Apple hors de France, ou l’art d’emmerder son monde

C’est l’histoire de la loi DADVSI, des Apple zealots, et d’un mec qui en a gros sur la patate.

Alors voilà, c’est l’histoire d’un mec qui passe des heures et des heures à lire des articles, des interventions et des comptes-rendus sur un projet de loi nommé Droit d’Auteur et Droits Voisins dans la Société de l’Information (DADVSI). Comme ce mec est un peu monomaniaque, il se tape en direct, sur internet, la majorité des débats à l’Assemblée Nationale. Au passage, il découvre la complexité du travail parlementaire, par ailleurs passionnant.

Ce projet de loi aborde de sujets aussi divers et complexes que:

  • les DRM et l’interopérabilité des formats de fichiers numériques;
  • la diffusion de la culture dans sa diversité;
  • l’innovation technologique et le logiciel libre;
  • la remise en cause de la copie privée;
  • l’accès aux œuvres et au savoir pour les handicapés, notamment les déficients visuels;
  • les exceptions (partielles) possibles au droit d’auteur, pour la liberté de la presse, pour l’enseignement;
  • etc.

L’affaire est donc loin d’être simple. Au terme de louvoiements procéduraux plutôt curieux (qui à dit «démocratie et transparence»?), une loi comprenant 29 articles (gros morceau!) est votée. Des centaines d’amendements sont examinés; certains sont adoptés, beaucoup sont rejetés. Au final, cette loi est mauvaise pour les internautes, très largement criminalisés, et dangereuse pour les développeurs de logiciels libres, plongés dans une insécurité juridique incitant peu à l’innovation.

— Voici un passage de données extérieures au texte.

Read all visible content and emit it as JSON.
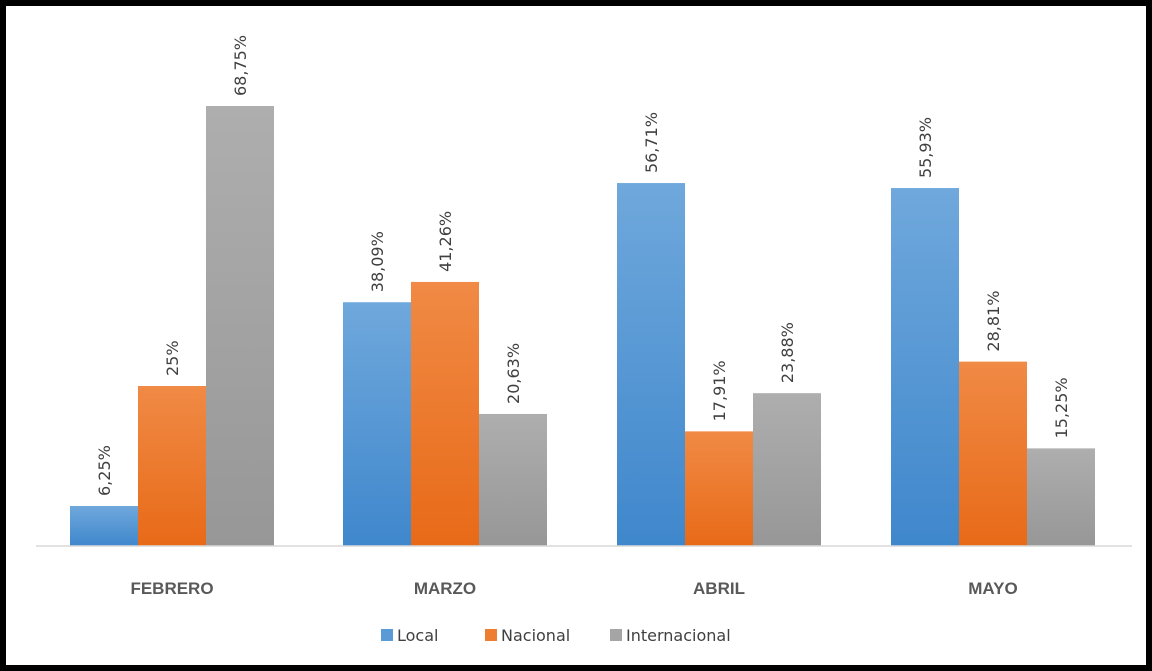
{
  "chart_data": {
    "type": "bar",
    "categories": [
      "FEBRERO",
      "MARZO",
      "ABRIL",
      "MAYO"
    ],
    "series": [
      {
        "name": "Local",
        "values": [
          6.25,
          38.09,
          56.71,
          55.93
        ],
        "labels": [
          "6,25%",
          "38,09%",
          "56,71%",
          "55,93%"
        ],
        "color": "#5B9BD5"
      },
      {
        "name": "Nacional",
        "values": [
          25,
          41.26,
          17.91,
          28.81
        ],
        "labels": [
          "25%",
          "41,26%",
          "17,91%",
          "28,81%"
        ],
        "color": "#ED7D31"
      },
      {
        "name": "Internacional",
        "values": [
          68.75,
          20.63,
          23.88,
          15.25
        ],
        "labels": [
          "68,75%",
          "20,63%",
          "23,88%",
          "15,25%"
        ],
        "color": "#A5A5A5"
      }
    ],
    "ylim": [
      0,
      70
    ],
    "grid": false,
    "legend_position": "bottom"
  }
}
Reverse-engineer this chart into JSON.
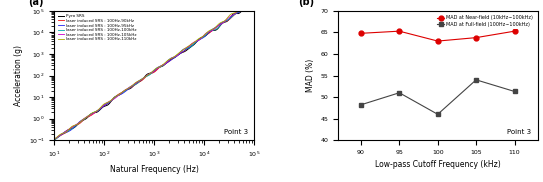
{
  "panel_a": {
    "label": "(a)",
    "xlabel": "Natural Frequency (Hz)",
    "ylabel": "Acceleration (g)",
    "xlim_log": [
      1,
      5
    ],
    "ylim_log": [
      -1,
      5
    ],
    "annotation": "Point 3",
    "legend_entries": [
      {
        "label": "Pyro SRS",
        "color": "#000000",
        "lw": 0.7
      },
      {
        "label": "laser induced SRS : 100Hz-90kHz",
        "color": "#ee1111",
        "lw": 0.6
      },
      {
        "label": "laser induced SRS : 100Hz-95kHz",
        "color": "#2222ee",
        "lw": 0.6
      },
      {
        "label": "laser induced SRS : 100Hz-100kHz",
        "color": "#00aaaa",
        "lw": 0.6
      },
      {
        "label": "laser induced SRS : 100Hz-105kHz",
        "color": "#cc00cc",
        "lw": 0.6
      },
      {
        "label": "laser induced SRS : 100Hz-110kHz",
        "color": "#aaaa00",
        "lw": 0.6
      }
    ],
    "curve_seeds": [
      42,
      7,
      13,
      21,
      33,
      55
    ],
    "curve_offsets": [
      0.0,
      0.0,
      0.02,
      0.04,
      0.06,
      0.1
    ],
    "noise_scales": [
      0.22,
      0.14,
      0.14,
      0.14,
      0.14,
      0.14
    ],
    "high_freq_boost": [
      1.0,
      1.15,
      1.1,
      1.05,
      1.2,
      1.35
    ]
  },
  "panel_b": {
    "label": "(b)",
    "xlabel": "Low-pass Cutoff Frequency (kHz)",
    "ylabel": "MAD (%)",
    "xlim": [
      87,
      113
    ],
    "ylim": [
      40,
      70
    ],
    "yticks": [
      40,
      45,
      50,
      55,
      60,
      65,
      70
    ],
    "xticks": [
      90,
      95,
      100,
      105,
      110
    ],
    "annotation": "Point 3",
    "series": [
      {
        "label": "MAD at Near-field (10kHz∼100kHz)",
        "color": "#dd0000",
        "marker": "o",
        "markersize": 3.5,
        "x": [
          90,
          95,
          100,
          105,
          110
        ],
        "y": [
          64.8,
          65.3,
          63.0,
          63.8,
          65.3
        ]
      },
      {
        "label": "MAD at Full-field (100Hz∼100kHz)",
        "color": "#444444",
        "marker": "s",
        "markersize": 3.5,
        "x": [
          90,
          95,
          100,
          105,
          110
        ],
        "y": [
          48.2,
          51.0,
          46.0,
          54.0,
          51.3
        ]
      }
    ]
  }
}
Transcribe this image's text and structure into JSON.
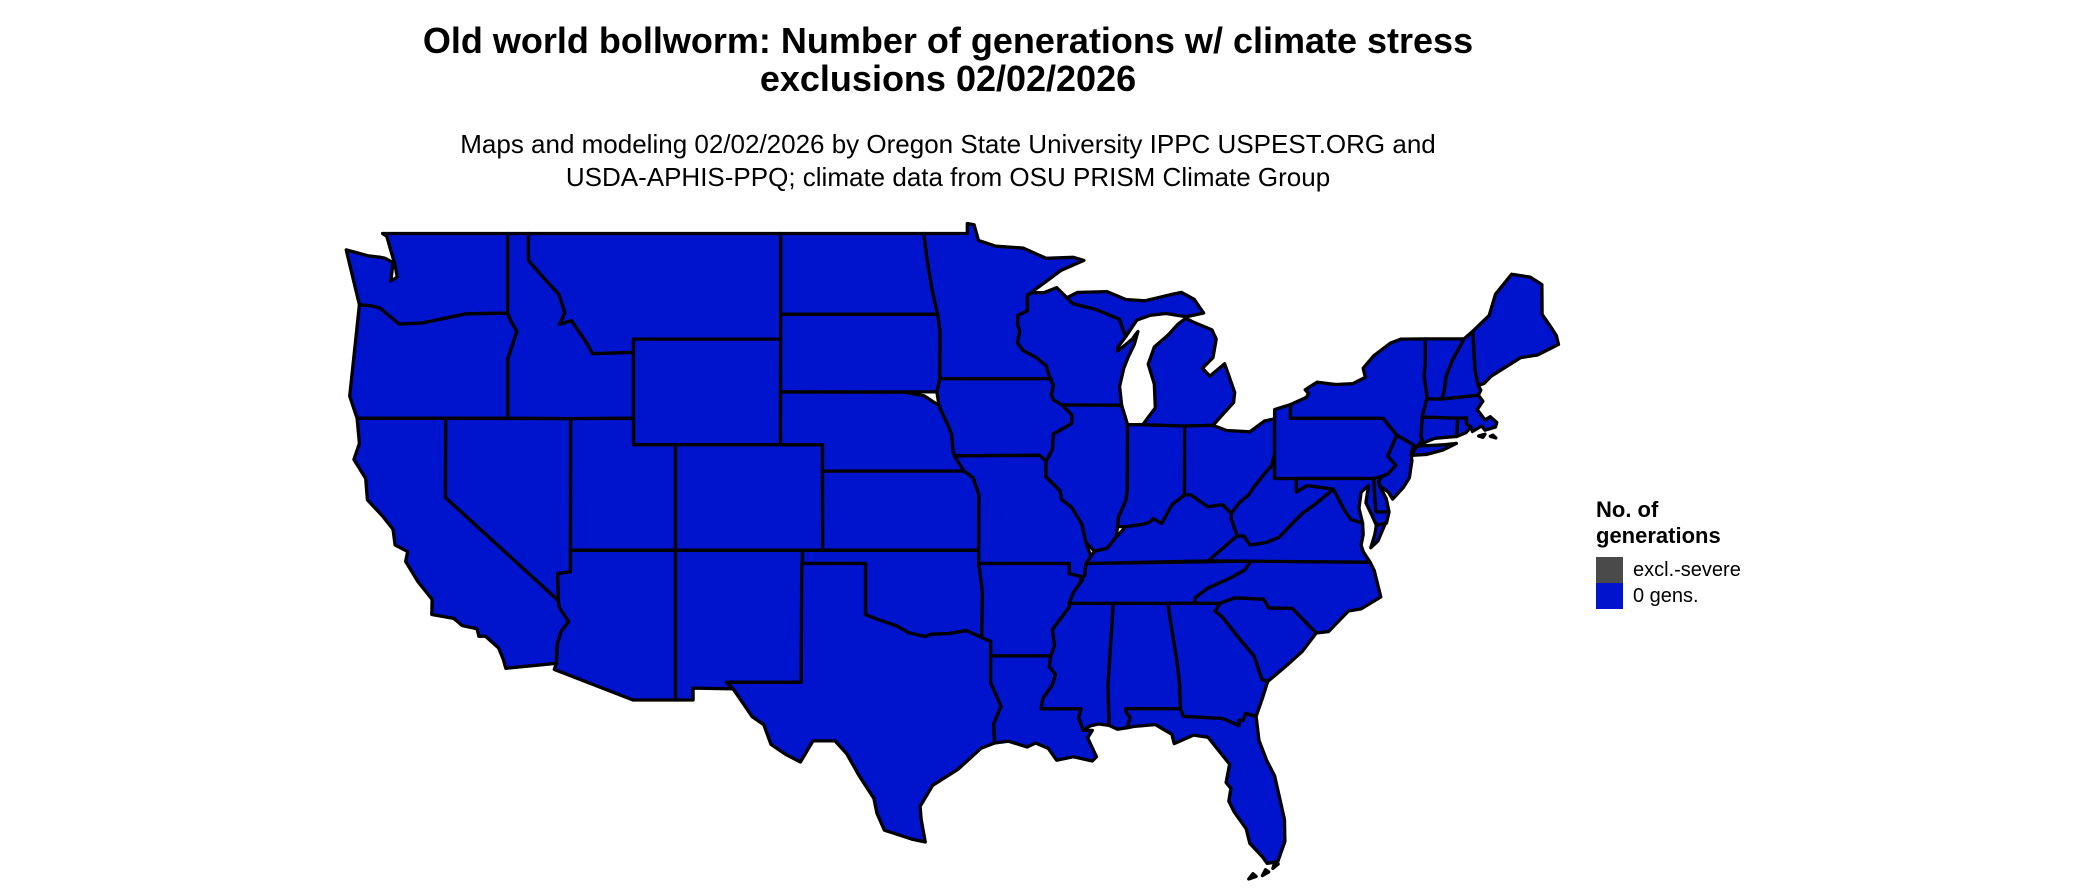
{
  "page": {
    "background": "#ffffff"
  },
  "title": {
    "line1": "Old world bollworm: Number of generations w/ climate stress",
    "line2": "exclusions 02/02/2026"
  },
  "subtitle": {
    "line1": "Maps and modeling 02/02/2026 by Oregon State University IPPC USPEST.ORG and",
    "line2": "USDA-APHIS-PPQ; climate data from OSU PRISM Climate Group"
  },
  "legend": {
    "title_line1": "No. of",
    "title_line2": "generations",
    "items": [
      {
        "label": "excl.-severe",
        "color": "#4a4a4a"
      },
      {
        "label": "0 gens.",
        "color": "#0014CD"
      }
    ]
  },
  "map": {
    "region": "Continental United States",
    "border_color": "#000000",
    "water_background": "#ffffff",
    "states": [
      {
        "abbr": "WA",
        "name": "Washington",
        "value": "0 gens."
      },
      {
        "abbr": "OR",
        "name": "Oregon",
        "value": "0 gens."
      },
      {
        "abbr": "CA",
        "name": "California",
        "value": "0 gens."
      },
      {
        "abbr": "ID",
        "name": "Idaho",
        "value": "0 gens."
      },
      {
        "abbr": "NV",
        "name": "Nevada",
        "value": "0 gens."
      },
      {
        "abbr": "MT",
        "name": "Montana",
        "value": "0 gens."
      },
      {
        "abbr": "WY",
        "name": "Wyoming",
        "value": "0 gens."
      },
      {
        "abbr": "UT",
        "name": "Utah",
        "value": "0 gens."
      },
      {
        "abbr": "AZ",
        "name": "Arizona",
        "value": "0 gens."
      },
      {
        "abbr": "CO",
        "name": "Colorado",
        "value": "0 gens."
      },
      {
        "abbr": "NM",
        "name": "New Mexico",
        "value": "0 gens."
      },
      {
        "abbr": "ND",
        "name": "North Dakota",
        "value": "0 gens."
      },
      {
        "abbr": "SD",
        "name": "South Dakota",
        "value": "0 gens."
      },
      {
        "abbr": "NE",
        "name": "Nebraska",
        "value": "0 gens."
      },
      {
        "abbr": "KS",
        "name": "Kansas",
        "value": "0 gens."
      },
      {
        "abbr": "OK",
        "name": "Oklahoma",
        "value": "0 gens."
      },
      {
        "abbr": "TX",
        "name": "Texas",
        "value": "0 gens."
      },
      {
        "abbr": "MN",
        "name": "Minnesota",
        "value": "0 gens."
      },
      {
        "abbr": "IA",
        "name": "Iowa",
        "value": "0 gens."
      },
      {
        "abbr": "MO",
        "name": "Missouri",
        "value": "0 gens."
      },
      {
        "abbr": "AR",
        "name": "Arkansas",
        "value": "0 gens."
      },
      {
        "abbr": "LA",
        "name": "Louisiana",
        "value": "0 gens."
      },
      {
        "abbr": "WI",
        "name": "Wisconsin",
        "value": "0 gens."
      },
      {
        "abbr": "IL",
        "name": "Illinois",
        "value": "0 gens."
      },
      {
        "abbr": "MS",
        "name": "Mississippi",
        "value": "0 gens."
      },
      {
        "abbr": "AL",
        "name": "Alabama",
        "value": "0 gens."
      },
      {
        "abbr": "TN",
        "name": "Tennessee",
        "value": "0 gens."
      },
      {
        "abbr": "KY",
        "name": "Kentucky",
        "value": "0 gens."
      },
      {
        "abbr": "IN",
        "name": "Indiana",
        "value": "0 gens."
      },
      {
        "abbr": "MI",
        "name": "Michigan",
        "value": "0 gens."
      },
      {
        "abbr": "OH",
        "name": "Ohio",
        "value": "0 gens."
      },
      {
        "abbr": "GA",
        "name": "Georgia",
        "value": "0 gens."
      },
      {
        "abbr": "FL",
        "name": "Florida",
        "value": "0 gens."
      },
      {
        "abbr": "SC",
        "name": "South Carolina",
        "value": "0 gens."
      },
      {
        "abbr": "NC",
        "name": "North Carolina",
        "value": "0 gens."
      },
      {
        "abbr": "VA",
        "name": "Virginia",
        "value": "0 gens."
      },
      {
        "abbr": "WV",
        "name": "West Virginia",
        "value": "0 gens."
      },
      {
        "abbr": "PA",
        "name": "Pennsylvania",
        "value": "0 gens."
      },
      {
        "abbr": "NY",
        "name": "New York",
        "value": "0 gens."
      },
      {
        "abbr": "MD",
        "name": "Maryland",
        "value": "0 gens."
      },
      {
        "abbr": "DE",
        "name": "Delaware",
        "value": "0 gens."
      },
      {
        "abbr": "NJ",
        "name": "New Jersey",
        "value": "0 gens."
      },
      {
        "abbr": "CT",
        "name": "Connecticut",
        "value": "0 gens."
      },
      {
        "abbr": "RI",
        "name": "Rhode Island",
        "value": "0 gens."
      },
      {
        "abbr": "MA",
        "name": "Massachusetts",
        "value": "0 gens."
      },
      {
        "abbr": "VT",
        "name": "Vermont",
        "value": "0 gens."
      },
      {
        "abbr": "NH",
        "name": "New Hampshire",
        "value": "0 gens."
      },
      {
        "abbr": "ME",
        "name": "Maine",
        "value": "0 gens."
      }
    ]
  },
  "chart_data": {
    "type": "choropleth_map",
    "title": "Old world bollworm: Number of generations w/ climate stress exclusions 02/02/2026",
    "legend_title": "No. of generations",
    "categories": [
      "excl.-severe",
      "0 gens."
    ],
    "region": "Continental United States",
    "summary": "All 48 contiguous states shown in the '0 gens.' category (blue); no areas shown as 'excl.-severe' (gray)."
  }
}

Mais dans le lot, une série d’amendements apportent un point nettement positif (et ce sera un des rares de cette loi): un pas est fait vers l’interopérabilité et le respect des consommateurs.

La riposte ne tarde pas

Mais voilà, Apple s’émeut de cet amendement qui pourrait l’obliger à fournir à ses concurrents les moyens (ou les renseignements nécessaires) pour pouvoir lire les fichiers vendus par la boutique musicale en ligne d’Apple, l’iTunes Music Store. Apple, qui a un fort succès aux États-Unis avec son système “tout en un” iPod + iTunes + iTunes Music Store (le balladeur numérique, le logiciel de lecture, et le magasin virtuel), veut garder ce système fermé. L’iPod ne joue pas la musique achetée sur FnacMusic.com ou sur VirginMega, uniquement celle achetée sur le magasin iTunes. Inversement, cette musique vendue sur iTunes ne pourra pas être lue sur un balladeur Samsung, ou Rio, ou… enfin sur tous les autres balladeurs numériques.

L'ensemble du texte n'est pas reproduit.